My understanding of SPF is this:
the recipient checks that the sender has authoritiy to send out email for the domain, i.e. if you send an email from whatever.com via SMTP server 123.123.123.123, the recipient checks that 123.123.123.123 has the authority to send email for whatever.com by checking it's SPF record (which similar to an ordinary DNS record).
So, we all have to set up SPF records for our domains or our emails will get rejected by some ISPs. Is my understanding right?
IANAL either but SPF predates Sender ID and the details were made public without licensing requirements. Therefore, I'm pretty sure that most jurisdications won't require you to have a license from Microsoft or anybody else to implement SPF.
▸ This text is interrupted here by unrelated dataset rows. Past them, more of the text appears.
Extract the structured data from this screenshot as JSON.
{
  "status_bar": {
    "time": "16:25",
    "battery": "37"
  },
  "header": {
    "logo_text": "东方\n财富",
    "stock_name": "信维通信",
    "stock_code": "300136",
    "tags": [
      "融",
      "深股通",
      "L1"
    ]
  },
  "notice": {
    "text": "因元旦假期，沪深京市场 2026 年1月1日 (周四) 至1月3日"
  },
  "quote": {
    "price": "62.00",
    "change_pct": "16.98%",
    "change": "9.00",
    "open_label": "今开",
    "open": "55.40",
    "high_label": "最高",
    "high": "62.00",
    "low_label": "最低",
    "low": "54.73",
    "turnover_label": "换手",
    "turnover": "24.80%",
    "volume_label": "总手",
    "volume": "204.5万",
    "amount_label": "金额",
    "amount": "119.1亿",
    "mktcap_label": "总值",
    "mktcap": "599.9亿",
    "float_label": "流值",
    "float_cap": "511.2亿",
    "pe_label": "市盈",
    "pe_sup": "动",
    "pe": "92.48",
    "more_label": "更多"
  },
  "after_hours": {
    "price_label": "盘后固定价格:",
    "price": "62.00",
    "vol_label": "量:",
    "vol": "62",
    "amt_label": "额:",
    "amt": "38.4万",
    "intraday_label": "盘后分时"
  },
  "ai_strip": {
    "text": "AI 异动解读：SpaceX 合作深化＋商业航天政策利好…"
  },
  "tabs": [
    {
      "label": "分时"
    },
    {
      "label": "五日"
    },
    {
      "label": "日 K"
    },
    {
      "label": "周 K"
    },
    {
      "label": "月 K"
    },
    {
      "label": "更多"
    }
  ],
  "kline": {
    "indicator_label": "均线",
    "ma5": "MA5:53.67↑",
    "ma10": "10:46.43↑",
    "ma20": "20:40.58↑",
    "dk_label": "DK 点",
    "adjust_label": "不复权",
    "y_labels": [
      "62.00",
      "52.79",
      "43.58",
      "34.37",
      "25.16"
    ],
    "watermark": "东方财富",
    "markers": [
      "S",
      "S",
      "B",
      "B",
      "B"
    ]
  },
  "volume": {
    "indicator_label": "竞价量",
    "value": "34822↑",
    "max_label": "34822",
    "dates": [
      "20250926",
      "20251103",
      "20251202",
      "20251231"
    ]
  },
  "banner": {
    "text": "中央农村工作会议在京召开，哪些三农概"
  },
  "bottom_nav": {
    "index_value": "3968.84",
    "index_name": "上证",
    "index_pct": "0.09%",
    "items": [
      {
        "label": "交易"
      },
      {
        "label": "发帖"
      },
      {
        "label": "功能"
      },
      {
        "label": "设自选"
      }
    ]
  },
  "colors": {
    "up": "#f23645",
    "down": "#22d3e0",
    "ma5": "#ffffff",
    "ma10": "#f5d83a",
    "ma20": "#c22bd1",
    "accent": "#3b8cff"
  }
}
Remember, there are already over 20,000 domains publishing with SPF plugins for the major MTAs. Just pop over to pobox for details.
Furthermore, SPF enables domain reputation systems such as GOSSiP (currently under design) which enable domain's to be given a "spaminess" score based on their previous behaviour. MTAs could choose to reject unreasonably spammy domains because they'd know that the email really was from that domian and the reputation was based on emails that were known to be from that domain.
Without SPF, you don't know who your email is really from so you can't do domain based reputation.